Member of the Washington House of Representatives from the 3rd, Position 2 district
- In office January 3, 1981 – January 3, 1983
- Preceded by: William J.S. May
- Succeeded by: Dennis Dellwo

Personal details
- Born: May 27, 1916 Thorp, Washington
- Died: March 10, 2004 (aged 87) Spokane, Washington
- Party: Republican
- Occupation: Tax consultant, Politician
- Known for: First woman elected to the city council of Spokane, Washington

= Margaret Leonard =

American tax consultant and politician from Washington

Margaret Leonard (May 27, 1916 – March 10, 2004) was an American tax consultant and politician from Washington.
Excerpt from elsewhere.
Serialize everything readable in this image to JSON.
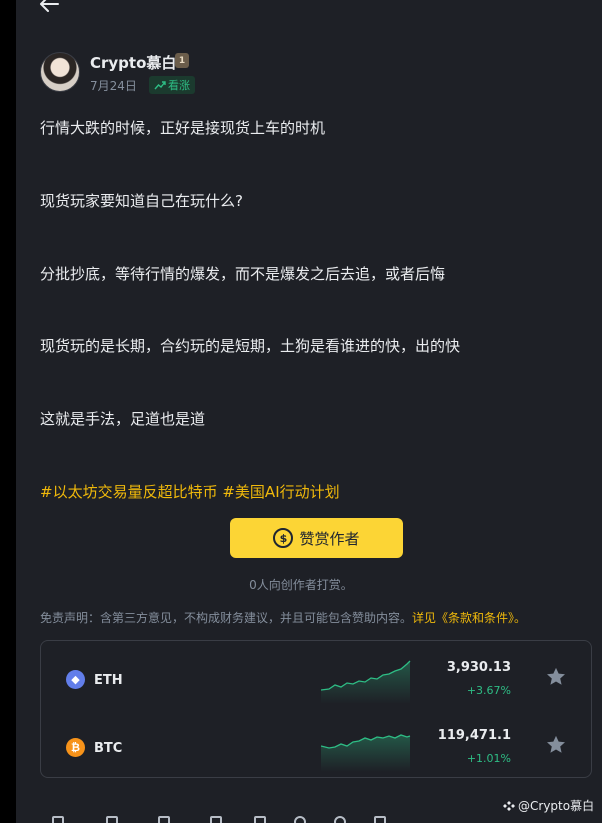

Leonard was a former Republican member of Washington House of Representatives for District 3, from 1981 to 1983.

== Early life ==
On May 27, 1916, Leonard was born in Thorp, Washington.

== Education ==
Leonard attended University of Washington and the Ellensburg Normal School.

== Career ==
In 1967, Leonard was the first woman elected to the city council of Spokane, Washington, where she served until 1977. In 1969, she narrowly defeated James Everett Chase, who would go on to become both the first African American member of the city council and also the first African American mayor of Spokane.

On November 4, 1980, Leonard won the election and became a Republican member of Washington House of Representatives for District 3, Position 2. Leonard defeated William J.S. May with 50.26% of the votes.

== Personal life ==
On March 10, 2004, Leonard died in Spokane, Washington.